The Vantage was Aston Martin’s old-school muscle car of the 1990s – Ethan Jupp steps back in time
The Aston Martin Vantages of the last 15 years are very different beasts to their 1990s namesake. These latest models are sinewy sports cars that have consistently given Porsche’s class-leading 911 a sore jaw. The previous generation of Vantages, as you can probably tell from the picture above, is not possessed of such precision.
It was Aston Martin’s flagship; in essence, a forerunner to the V12 Vanquish of 2001. It was also – and this is significant – Aston Martin’s last fully hand-built car. The associated rarity and that provenance are part of the reason why you’ll pay more than £200,000 for the privilege of owning a 1990s Vantage today. For a good last-of-the-line V600 Le Mans version, you’re knocking on the door of £500,000.
The headline for the Vantage lives beyond its chiselled looks, humble old-fashioned construction and steep values, though. This leggy land yacht was something of a supercar slayer in its day. Under the slab-like bonnet is a long-serving 5.3-litre V8 engine, complete with two superchargers. In standard form, as introduced in 1993, it puts out over 550hp. With the revered V600 package, there’s a healthy 50hp boost to beyond the big six-tonne.
For context, the V600 was unrivalled power-wise in period by anything other than the epochal McLaren F1. In run-out, one-of-40 ‘Le Mans’ specification with its DBR1-style side vents and aggressive nostrils, the V600 could allegedly reach 199mph, cracking 62mph in 3.9 seconds along the way. Aston Martin was known for tall tales in the figures department, mind.
Either way, you won’t be bothering a Ferrari F40 around a racetrack. The Vantage, while having Earth-shattering straight-line performance, is no wieldy B-road blaster. It’s big, heavy, and plush on the inside, with lashings of wood, leather and impressive creature comforts for its vintage, including electric seat controls built into the bolsters.

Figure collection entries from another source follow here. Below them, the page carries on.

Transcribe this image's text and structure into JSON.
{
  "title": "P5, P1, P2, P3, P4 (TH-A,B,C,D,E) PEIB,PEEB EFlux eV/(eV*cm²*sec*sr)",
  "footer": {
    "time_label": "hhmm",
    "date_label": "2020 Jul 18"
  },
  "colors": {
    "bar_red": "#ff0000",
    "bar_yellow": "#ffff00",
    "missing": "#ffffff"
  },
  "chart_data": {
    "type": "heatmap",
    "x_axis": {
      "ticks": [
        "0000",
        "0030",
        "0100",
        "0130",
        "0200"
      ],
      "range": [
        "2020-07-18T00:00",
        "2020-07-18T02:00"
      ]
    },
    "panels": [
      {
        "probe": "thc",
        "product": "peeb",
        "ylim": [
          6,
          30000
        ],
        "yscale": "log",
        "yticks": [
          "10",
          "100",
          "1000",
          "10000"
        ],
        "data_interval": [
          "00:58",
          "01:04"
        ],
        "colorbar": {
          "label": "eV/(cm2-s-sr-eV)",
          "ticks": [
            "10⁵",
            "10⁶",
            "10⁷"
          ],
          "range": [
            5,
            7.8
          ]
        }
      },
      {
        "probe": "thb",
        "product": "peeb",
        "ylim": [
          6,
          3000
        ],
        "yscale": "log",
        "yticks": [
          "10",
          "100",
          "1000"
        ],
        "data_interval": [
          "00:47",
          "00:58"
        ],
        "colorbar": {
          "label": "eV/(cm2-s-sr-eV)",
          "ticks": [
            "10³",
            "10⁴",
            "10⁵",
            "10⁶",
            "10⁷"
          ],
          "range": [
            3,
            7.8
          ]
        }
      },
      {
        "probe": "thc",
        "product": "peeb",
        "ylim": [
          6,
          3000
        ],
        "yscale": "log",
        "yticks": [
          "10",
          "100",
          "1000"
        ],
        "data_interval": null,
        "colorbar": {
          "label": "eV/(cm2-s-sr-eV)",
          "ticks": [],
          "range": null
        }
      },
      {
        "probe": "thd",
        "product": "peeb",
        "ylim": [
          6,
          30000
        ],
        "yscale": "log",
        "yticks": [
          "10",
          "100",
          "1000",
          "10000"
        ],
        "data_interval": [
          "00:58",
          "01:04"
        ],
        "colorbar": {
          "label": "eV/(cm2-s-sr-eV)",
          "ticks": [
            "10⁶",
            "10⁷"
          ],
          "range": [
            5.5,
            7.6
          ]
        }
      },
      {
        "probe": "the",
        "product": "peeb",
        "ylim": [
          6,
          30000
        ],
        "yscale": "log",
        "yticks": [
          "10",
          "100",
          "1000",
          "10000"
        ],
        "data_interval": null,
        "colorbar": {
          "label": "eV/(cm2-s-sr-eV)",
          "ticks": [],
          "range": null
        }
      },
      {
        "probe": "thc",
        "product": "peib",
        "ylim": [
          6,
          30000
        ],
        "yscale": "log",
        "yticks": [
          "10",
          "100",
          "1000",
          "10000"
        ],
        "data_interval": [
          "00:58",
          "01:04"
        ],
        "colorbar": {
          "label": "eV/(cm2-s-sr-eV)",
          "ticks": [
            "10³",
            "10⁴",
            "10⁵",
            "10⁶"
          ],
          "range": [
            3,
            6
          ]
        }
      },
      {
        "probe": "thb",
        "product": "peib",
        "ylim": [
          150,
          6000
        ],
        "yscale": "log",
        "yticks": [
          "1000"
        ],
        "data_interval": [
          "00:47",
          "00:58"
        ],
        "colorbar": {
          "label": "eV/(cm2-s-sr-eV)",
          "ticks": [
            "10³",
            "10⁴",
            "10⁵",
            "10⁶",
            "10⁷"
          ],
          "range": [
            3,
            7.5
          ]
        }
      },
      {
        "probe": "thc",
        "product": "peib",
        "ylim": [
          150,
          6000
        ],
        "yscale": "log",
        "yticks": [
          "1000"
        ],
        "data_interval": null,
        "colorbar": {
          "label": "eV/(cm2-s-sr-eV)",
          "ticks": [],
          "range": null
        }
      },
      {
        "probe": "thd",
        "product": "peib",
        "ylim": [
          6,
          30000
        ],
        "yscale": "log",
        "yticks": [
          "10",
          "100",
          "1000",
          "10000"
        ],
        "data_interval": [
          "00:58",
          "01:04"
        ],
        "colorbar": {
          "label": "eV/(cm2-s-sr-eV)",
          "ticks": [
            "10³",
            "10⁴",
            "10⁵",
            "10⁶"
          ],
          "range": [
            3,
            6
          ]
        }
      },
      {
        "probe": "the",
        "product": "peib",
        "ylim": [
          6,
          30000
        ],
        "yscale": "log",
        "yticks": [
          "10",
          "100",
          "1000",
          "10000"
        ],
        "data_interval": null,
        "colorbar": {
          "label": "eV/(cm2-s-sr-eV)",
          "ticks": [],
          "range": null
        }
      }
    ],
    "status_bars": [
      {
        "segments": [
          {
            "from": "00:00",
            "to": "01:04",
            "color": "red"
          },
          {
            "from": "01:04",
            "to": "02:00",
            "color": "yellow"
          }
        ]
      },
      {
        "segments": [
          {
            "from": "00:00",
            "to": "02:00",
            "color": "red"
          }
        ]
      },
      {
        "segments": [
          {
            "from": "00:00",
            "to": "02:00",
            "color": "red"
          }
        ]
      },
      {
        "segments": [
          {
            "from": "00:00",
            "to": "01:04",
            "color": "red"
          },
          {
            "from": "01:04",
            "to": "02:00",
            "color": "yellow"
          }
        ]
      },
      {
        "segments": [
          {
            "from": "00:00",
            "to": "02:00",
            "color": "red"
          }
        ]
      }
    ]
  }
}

It can just about hold its own in the corners, but it’s best to ease into the monstrous power available. Those sonorous whining superchargers bite at the back end. It feels heavier than a Ferrari 456, but more pointy than a Bentley Continental R. Yet it will easily out-muscle both. This supercar half-way house can smoke a set of rear rubber with the very best, before inhaling 1,000 miles on a pan-European dash without breaking a bead. It was the ultimate super GT.
The Le Mans, with its tight-shifting short-ratio manual transmission, revised Koni suspension and boomy exhaust felt more the sporting proposition, but the performance of the V550, even with its four-speed automatic, was not to be sniffed at. You could easily leave 90 per cent of what you meet on a de-restricted Autobahn in an inefficiently burned petrol haze as you spear off into the distance.
As an ownership proposition, the Vantage doesn’t sound too scary. Aston Martin specialists Nicholas Mee and Co, the company that loaned me both cars, told me they need to be driven. The large supercharged engine doesn’t take well to being fired up and cut off very shortly afterwards; that won’t do the difficult-to-change spark plugs any good at all. You’ve got to get it warm, let the fluids move around and really use the thing. Otherwise, barring some potential electrical gremlins, a Vantage you look after appropriately ought to be a faithful old bus.
It’s more subtle and more refined than a Jaguar XJ220, but faster and more competent than a Bentley Continental R. It’s as charming as it is senseless. In short, the Vantage is the very best of British. The pride of independence, performance to shock, luxury to love, looks to kill, brashness to baffle and charm ad infinitum. A Ferrari 456 is probably better, and definitely cheaper. But the big brutish Aston is immeasurably special.